C’è anche da dire che Nì, come saprà chi ha seguito le gesta di Renato Zero, era il modo di chiamare tutti i bambini (“Nì, veni da mamma”; “Curri Nì, ch’è tardi”), quindi può darsi che il passaggio sia stato semplicemente Nì-Nino.

Quando ero bambino io, Nino Benvenuti era campione del mondo di pugilato nei pesi medi. Che Nino fosse sinonimo di forza, era fuori discussione.
Una sera Benvenuti venne al paese a fare un’esibizione. Aveva battuto da poco Emile Griffith, un leggendario pugile di colore, al Madison Square Garden di New York. Era la terza sfida tra i due; nella seconda Benvenuti era stato sconfitto dopo aver combattuto quasi tutto l’incontro con una costola rotta. Queste esibizioni erano un modo, per i professionisti, di guadagnare dei soldi extra; ne facevano magari due o tre per sera, in posti diversi. A quei tempi del resto la boxe era seguitissima. Il ring venne allestito nella piazza, strapiena tanto che i bambini venivano issati sulle spalle dei genitori.
Finalmente, dopo vari incontri minori, arrivò il momento atteso e lo speaker annunciò: Nino Benvenuti contro Emile Griffith! Onestamente, sussistono seri dubbi sul fatto che il nero sul ring fosse proprio Griffith: Benvenuti ad ogni modo si concesse al pubblico in tutti i modi, gigioneggiò con tanto di inseguimento all’arbitro e sconfisse lo sfidante-complice nei tre round regolamentari. Qualcuno ora, in tempi decisamente effeminati, potrebbe obiettare che lo spettacolo non si addicesse ad un bambino. Palle.
Gli sport popolari erano tre: calcio, pugilato e ciclismo. Si intuisce il perché: non servivano palestre (nemmeno per il pugilato: bastavano gli scantinati) ne piscine ne attrezzature costose. Cuore, sudore, fatica. Infatti avevamo campioni a bizzeffe.
Pensare che un bambino potesse diventare violento assistendo ad un match di boxe è fuori dalla realtà. Tutt’altro. Si ammirava la preparazione, il coraggio, la tecnica; si imparava a riconoscere i colpi (gancio, diretto, uppercut); ci si immergeva nella pedagogia di questo sport (si combatte tra pari peso; niente colpi bassi; non sempre la forza bruta ha la meglio sulla bravura).

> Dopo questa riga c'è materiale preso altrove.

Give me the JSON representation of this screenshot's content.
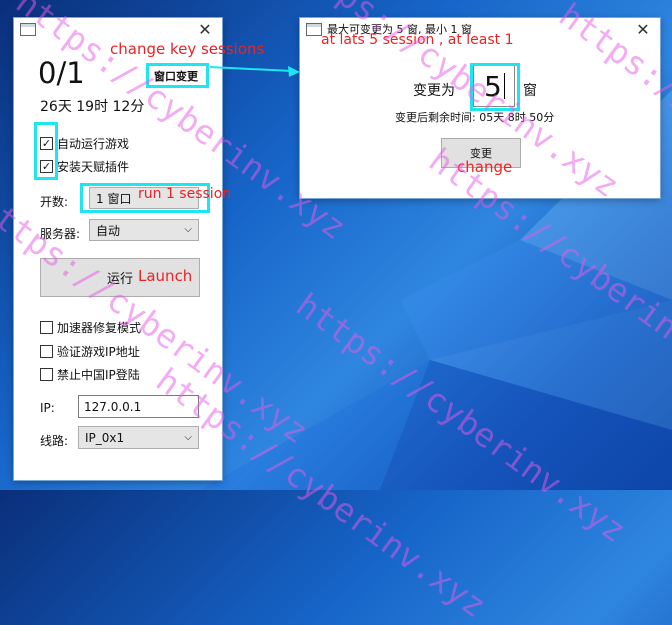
{
  "main_window": {
    "counter": "0/1",
    "change_button": "窗口变更",
    "time_remaining": "26天 19时 12分",
    "checkboxes": [
      {
        "label": "自动运行游戏",
        "checked": true
      },
      {
        "label": "安装天赋插件",
        "checked": true
      }
    ],
    "session_label": "开数:",
    "session_value": "1 窗口",
    "server_label": "服务器:",
    "server_value": "自动",
    "run_button": "运行",
    "options": [
      {
        "label": "加速器修复模式",
        "checked": false
      },
      {
        "label": "验证游戏IP地址",
        "checked": false
      },
      {
        "label": "禁止中国IP登陆",
        "checked": false
      }
    ],
    "ip_label": "IP:",
    "ip_value": "127.0.0.1",
    "line_label": "线路:",
    "line_value": "IP_0x1"
  },
  "dialog": {
    "title": "最大可变更为 5 窗, 最小 1 窗",
    "change_to_label": "变更为",
    "change_to_value": "5",
    "unit": "窗",
    "remaining": "变更后剩余时间: 05天 8时 50分",
    "change_button": "变更"
  },
  "annotations": {
    "change_key_sessions": "change key sessions",
    "at_least": "at lats 5 session , at least 1",
    "run_1_session": "run 1 session",
    "launch": "Launch",
    "change": "change"
  },
  "watermark_text": "https://cyberinv.xyz",
  "colors": {
    "highlight": "#1ee6f0",
    "annotation": "#ee2222",
    "watermark": "#e85ae8",
    "desktop": "#1664c8"
  }
}
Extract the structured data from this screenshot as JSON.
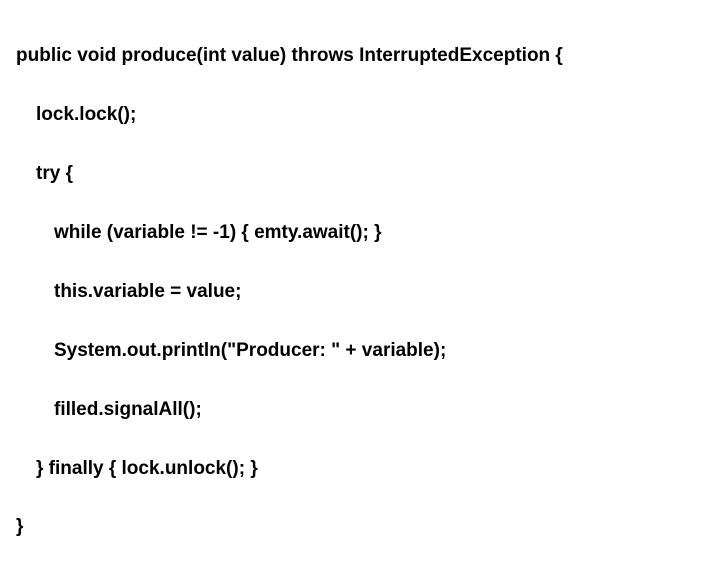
{
  "code": {
    "line1": "public void produce(int value) throws InterruptedException {",
    "line2": "lock.lock();",
    "line3": "try {",
    "line4": "while (variable != -1) { emty.await(); }",
    "line5": "this.variable = value;",
    "line6": "System.out.println(\"Producer: \" + variable);",
    "line7": "filled.signalAll();",
    "line8": "} finally { lock.unlock(); }",
    "line9": "}"
  }
}
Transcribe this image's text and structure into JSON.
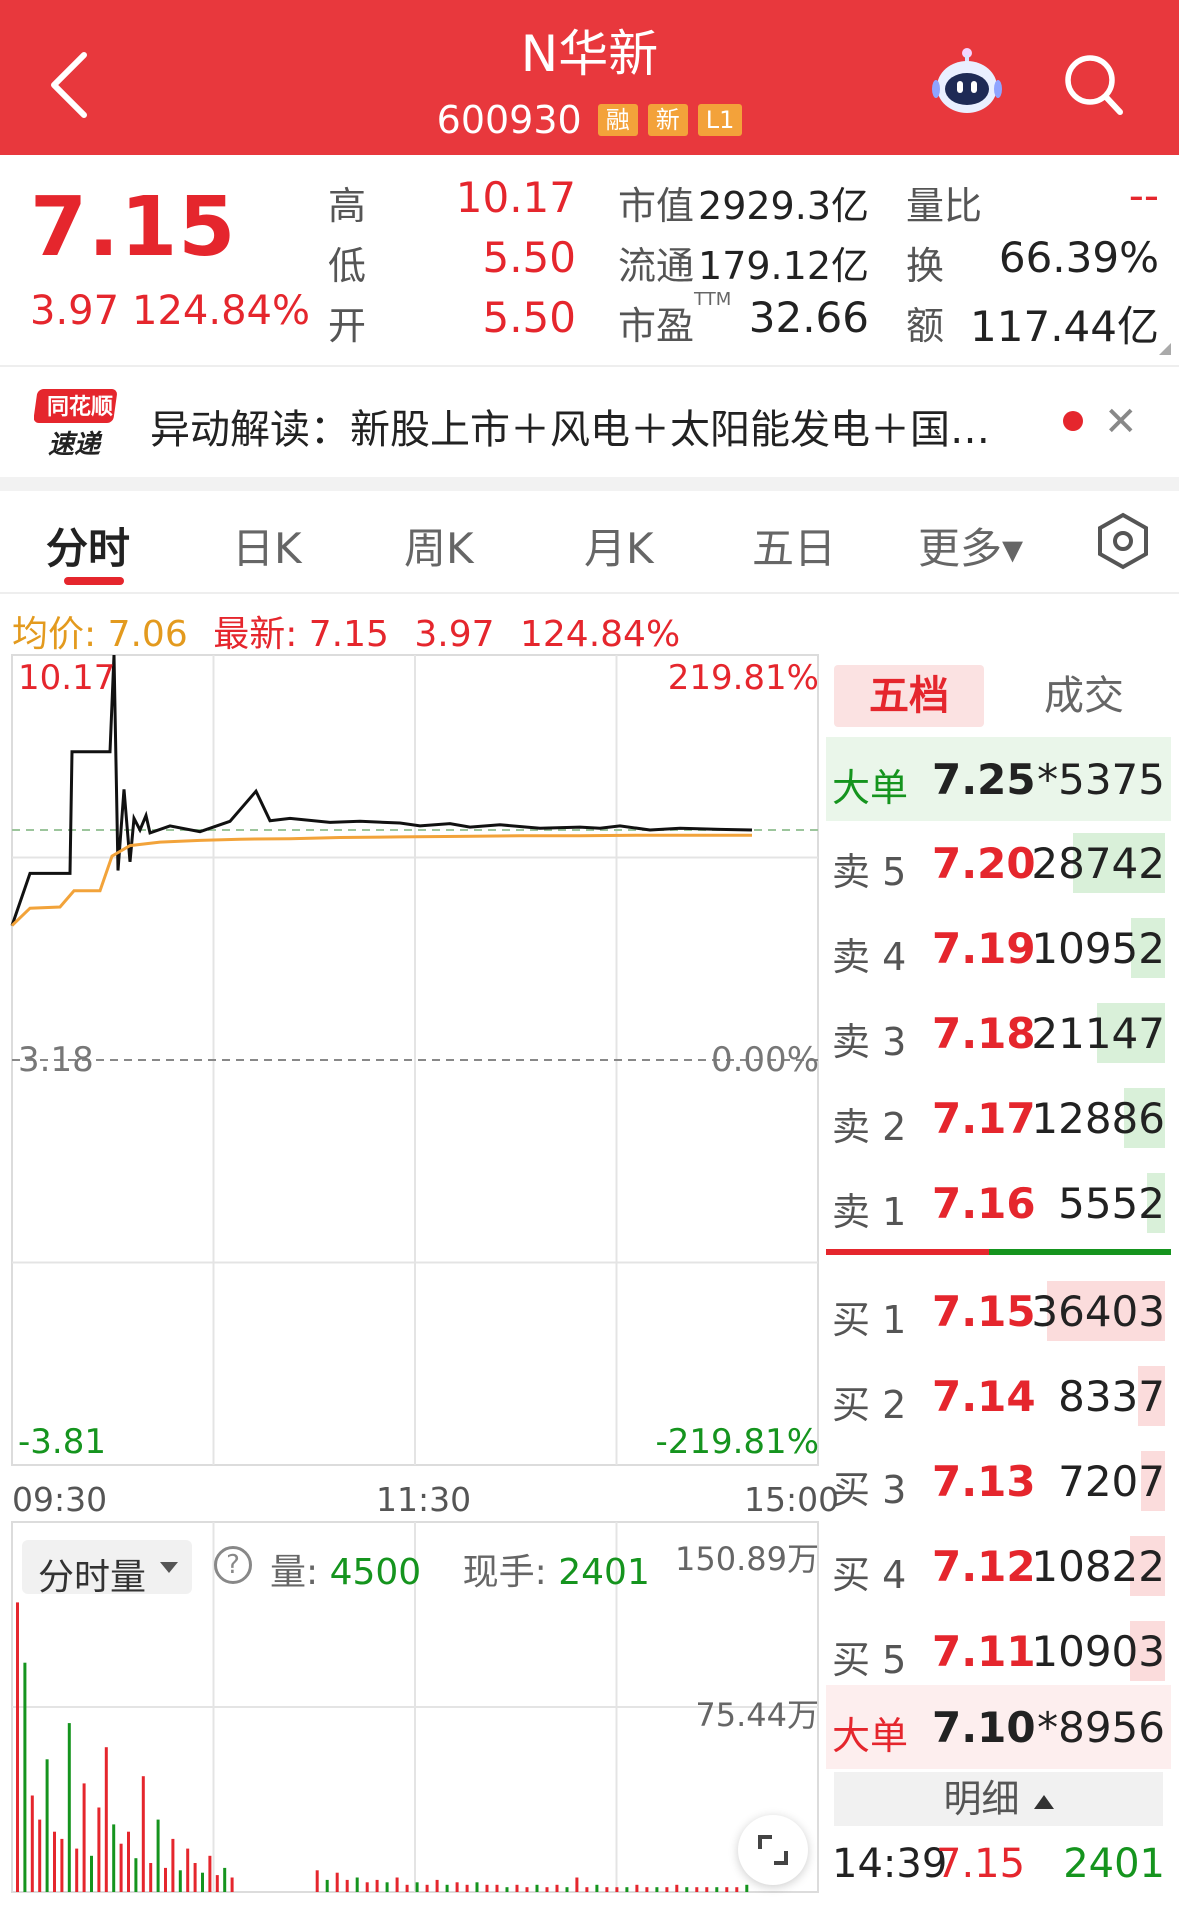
{
  "header": {
    "title": "N华新",
    "code": "600930",
    "tags": [
      "融",
      "新",
      "L1"
    ],
    "bg_color": "#e8383d"
  },
  "quote": {
    "price": "7.15",
    "change": "3.97",
    "change_pct": "124.84%",
    "high_label": "高",
    "high": "10.17",
    "low_label": "低",
    "low": "5.50",
    "open_label": "开",
    "open": "5.50",
    "mktcap_label": "市值",
    "mktcap": "2929.3亿",
    "float_label": "流通",
    "float": "179.12亿",
    "pe_label": "市盈",
    "pe_sup": "TTM",
    "pe": "32.66",
    "vol_ratio_label": "量比",
    "vol_ratio": "--",
    "turnover_label": "换",
    "turnover": "66.39%",
    "amount_label": "额",
    "amount": "117.44亿"
  },
  "news": {
    "logo_top": "同花顺",
    "logo_bottom": "速递",
    "text": "异动解读：新股上市＋风电＋太阳能发电＋国…"
  },
  "tabs": [
    "分时",
    "日K",
    "周K",
    "月K",
    "五日",
    "更多▾"
  ],
  "info_line": {
    "avg_label": "均价: 7.06",
    "latest_label": "最新: 7.15",
    "change": "3.97",
    "change_pct": "124.84%"
  },
  "chart_axes": {
    "top_price": "10.17",
    "top_pct": "219.81%",
    "mid_price": "3.18",
    "mid_pct": "0.00%",
    "bottom_price": "-3.81",
    "bottom_pct": "-219.81%",
    "times": [
      "09:30",
      "11:30",
      "15:00"
    ]
  },
  "chart_data": {
    "type": "line",
    "title": "",
    "ylim": [
      -3.81,
      10.17
    ],
    "reference_price": 3.18,
    "series": [
      {
        "name": "",
        "color": "#111111",
        "values": [
          5.5,
          6.4,
          6.4,
          8.5,
          8.5,
          10.17,
          6.45,
          7.85,
          6.6,
          7.35,
          7.15,
          7.4,
          7.1,
          7.22,
          7.12,
          7.3,
          7.82,
          7.31,
          7.35,
          7.28,
          7.3,
          7.27,
          7.22,
          7.26,
          7.2,
          7.24,
          7.18,
          7.2,
          7.18,
          7.22,
          7.15,
          7.18,
          7.16,
          7.15
        ]
      },
      {
        "name": "",
        "color": "#f2a33a",
        "values": [
          5.5,
          5.8,
          5.82,
          6.1,
          6.1,
          6.7,
          6.88,
          6.94,
          6.97,
          6.99,
          7.0,
          7.02,
          7.03,
          7.04,
          7.05,
          7.05,
          7.06,
          7.06,
          7.06
        ]
      }
    ],
    "volume": {
      "max_label": "150.89万",
      "mid_label": "75.44万",
      "values": [
        120,
        95,
        40,
        30,
        55,
        25,
        22,
        70,
        18,
        45,
        15,
        35,
        60,
        28,
        20,
        25,
        14,
        48,
        12,
        30,
        10,
        22,
        9,
        18,
        12,
        8,
        15,
        7,
        10,
        6,
        9,
        5,
        8,
        5,
        6,
        4,
        5,
        4,
        6,
        3,
        4,
        3,
        5,
        3,
        4,
        3,
        4,
        3,
        3,
        2,
        3,
        2,
        3,
        2,
        3,
        2,
        6,
        2,
        3,
        2,
        2,
        2,
        3,
        2,
        2,
        2,
        3,
        2,
        2,
        2,
        2,
        2,
        2,
        3,
        2,
        2,
        2,
        2,
        2,
        2
      ]
    }
  },
  "volume_panel": {
    "selector_label": "分时量",
    "help": "?",
    "vol_label": "量: ",
    "vol_value": "4500",
    "hand_label": "现手: ",
    "hand_value": "2401"
  },
  "order_book": {
    "tab_five": "五档",
    "tab_trades": "成交",
    "big_sell": {
      "label": "大单",
      "price": "7.25",
      "vol": "*5375"
    },
    "asks": [
      {
        "label": "卖 5",
        "price": "7.20",
        "vol": "28742",
        "ratio": 0.78
      },
      {
        "label": "卖 4",
        "price": "7.19",
        "vol": "10952",
        "ratio": 0.29
      },
      {
        "label": "卖 3",
        "price": "7.18",
        "vol": "21147",
        "ratio": 0.58
      },
      {
        "label": "卖 2",
        "price": "7.17",
        "vol": "12886",
        "ratio": 0.35
      },
      {
        "label": "卖 1",
        "price": "7.16",
        "vol": "5552",
        "ratio": 0.15
      }
    ],
    "bids": [
      {
        "label": "买 1",
        "price": "7.15",
        "vol": "36403",
        "ratio": 1.0
      },
      {
        "label": "买 2",
        "price": "7.14",
        "vol": "8337",
        "ratio": 0.23
      },
      {
        "label": "买 3",
        "price": "7.13",
        "vol": "7207",
        "ratio": 0.2
      },
      {
        "label": "买 4",
        "price": "7.12",
        "vol": "10822",
        "ratio": 0.3
      },
      {
        "label": "买 5",
        "price": "7.11",
        "vol": "10903",
        "ratio": 0.3
      }
    ],
    "big_buy": {
      "label": "大单",
      "price": "7.10",
      "vol": "*8956"
    },
    "detail_header": "明细",
    "detail": {
      "time": "14:39",
      "price": "7.15",
      "vol": "2401"
    }
  }
}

Questa tolleranza, diciamo, forse dipendeva anche dal fatto che i luoghi dello sport erano molto maschili. Virili, direi. Cioè, io non ricordo mamme alle partite di pallone mie o anche dei miei fratelli, pur più piccoli. Discrete, si informavano del risultato una volta tornati a casa, preoccupate che non lasciassimo magliette o calzettoni sudati a macerarsi dentro i borsoni. C’era solo la zia nubile di un coetaneo di mia sorella che si faceva riconoscere, con urli e commenti fuori misura.
Ora invece palestre, piscine, palazzetti, sono territorio di madri in perenne ansia; con mariti magari contenti di aver sbolognato, in un colpo solo, figli e mogli per un paio d’ore.

Se babbo era figlio de Torisse, peraltro, io ero figlio de Nino; ognuno di noi prima di diventare Giorgio, o Marco, o Stelvio era “figlio di”: quando incontravi un adulto infatti la domanda era “de chi sì figliu?” che era anche un modo di inquadrarti in base alla genealogia. Spesso al nome del padre si aggiungeva la professione: e allora diventavo lu figliu de Nino lu ferrà.
Mestiere tra l’altro rispettato, essendo stato del padre del Duce; pur non avendo la cosa influito sulle mie future convinzioni politiche, mi rendeva tuttavia orgoglioso.
Anche la madre era tirata in ballo, di solito quando la richiesta di identificazione partiva da altre donne: “o nì, che sì lu figliu de Ida (la sarta, facoltativo)?”.

Fu con animo travagliato che assistetti alla fine della carriera del Nino nazionale. Da un lato il dispiacere che accompagna il declino di un beniamino di gioventù. Ma almeno aveva perso con un argentino, qualcuno di famiglia.